Meryl Chambers is supporting HPP Awareness Week, which is this week, and is for children with hypophosphatasia – the condition her son Maddox has.

What I discovered devastated me and the family.

Meryl Chambers

The three-year-old was diagnosed with the rare, life-threatening disease just a few days after being born.

Meryl, from Portsmouth, said: ‘I had a normal pregnancy and Maddox was born with no complications. It wasn’t until our first night at home that things became difficult – Maddox was really unsettled, not really eating, and just cried and cried.

‘The next morning he vomited bloody mucus, so we took him straight back to hospital.

‘From there, Maddox’s health went rapidly downhill. The doctors started doing lots of tests, and X-rays showed that his bones were underdeveloped and that he had broken some ribs and his wrists during birth.

‘It then made sense why Maddox was so unsettled – he was in pain.’

After many tests, doctors diagnosed him with hypophosphatasia, a genetic condition which means Maddox lacks an important enzyme to grow bones.

The diagnosis explained why he had rickets, making his legs curved, and why he was a floppy baby.

Meryl added: ‘As soon as we heard the diagnosis I couldn’t help but Google it.

‘What I discovered devastated me and the family. I read that more than 70 per cent of children die before they reach the age of five if they are diagnosed before six months old. Maddox was only 10 days old.

‘The outlook seemed devastating, so as soon as we heard about a trial drug being tested at the Birmingham Children’s Hospital, we didn’t think twice.

‘It sounded simple, but in reality the logistics were very difficult. We lived down south so it meant moving to a hospital hundreds of miles away from family and friends.’

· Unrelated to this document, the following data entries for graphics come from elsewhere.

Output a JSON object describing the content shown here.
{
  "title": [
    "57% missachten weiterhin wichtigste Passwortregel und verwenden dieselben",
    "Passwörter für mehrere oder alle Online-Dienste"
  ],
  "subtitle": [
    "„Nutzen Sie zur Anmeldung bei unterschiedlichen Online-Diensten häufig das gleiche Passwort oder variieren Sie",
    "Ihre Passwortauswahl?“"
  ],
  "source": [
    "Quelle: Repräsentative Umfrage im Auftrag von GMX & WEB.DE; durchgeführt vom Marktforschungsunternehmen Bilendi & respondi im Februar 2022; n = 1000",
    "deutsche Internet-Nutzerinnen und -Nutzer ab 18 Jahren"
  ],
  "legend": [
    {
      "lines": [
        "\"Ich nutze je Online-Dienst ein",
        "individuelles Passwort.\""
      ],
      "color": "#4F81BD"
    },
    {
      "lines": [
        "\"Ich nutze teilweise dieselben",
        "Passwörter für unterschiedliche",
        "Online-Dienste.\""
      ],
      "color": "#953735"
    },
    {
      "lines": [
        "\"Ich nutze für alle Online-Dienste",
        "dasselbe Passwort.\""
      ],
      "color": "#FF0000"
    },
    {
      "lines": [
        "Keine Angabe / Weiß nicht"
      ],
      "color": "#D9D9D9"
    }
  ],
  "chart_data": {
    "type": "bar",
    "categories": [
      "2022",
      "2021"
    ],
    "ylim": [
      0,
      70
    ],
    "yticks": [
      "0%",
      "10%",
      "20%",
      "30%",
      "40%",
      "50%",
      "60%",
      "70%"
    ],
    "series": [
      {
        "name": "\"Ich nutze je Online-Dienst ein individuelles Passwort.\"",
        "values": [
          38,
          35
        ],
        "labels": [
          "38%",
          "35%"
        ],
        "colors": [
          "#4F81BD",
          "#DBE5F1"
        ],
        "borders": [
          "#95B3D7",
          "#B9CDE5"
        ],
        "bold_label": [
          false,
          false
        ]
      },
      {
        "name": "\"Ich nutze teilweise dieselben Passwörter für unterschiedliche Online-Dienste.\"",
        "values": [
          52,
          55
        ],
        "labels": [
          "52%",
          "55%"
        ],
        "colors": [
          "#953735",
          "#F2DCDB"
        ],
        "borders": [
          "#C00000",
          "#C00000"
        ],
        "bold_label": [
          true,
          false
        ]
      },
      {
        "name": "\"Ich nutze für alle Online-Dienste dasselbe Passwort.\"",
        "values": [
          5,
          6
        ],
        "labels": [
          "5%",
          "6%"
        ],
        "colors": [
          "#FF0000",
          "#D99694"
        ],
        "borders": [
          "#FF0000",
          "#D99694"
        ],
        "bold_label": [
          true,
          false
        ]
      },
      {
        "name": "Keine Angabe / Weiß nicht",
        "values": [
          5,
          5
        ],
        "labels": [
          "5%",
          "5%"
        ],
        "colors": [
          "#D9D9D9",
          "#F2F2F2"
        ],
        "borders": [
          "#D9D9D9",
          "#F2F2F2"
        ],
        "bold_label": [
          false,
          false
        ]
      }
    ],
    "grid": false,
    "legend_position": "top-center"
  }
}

Meryl said when they moved back home, it was difficult explaining what HPP was and the affects it had on Maddox.

When she fell pregnant with her second child Ruby, there were concerns she would also have the disease. But early tests showed she was only a carrier of the gene.

Meryl said: ‘I was still worried when Ruby was born, but as she grew older she’s completely different to how Maddox was as a baby at her age.

‘But despite having HPP Maddox is now a fun-loving little boy.

‘We have to be a bit careful with how we’re handling him but we just try to enjoy him as much possible, taking each day as it comes.’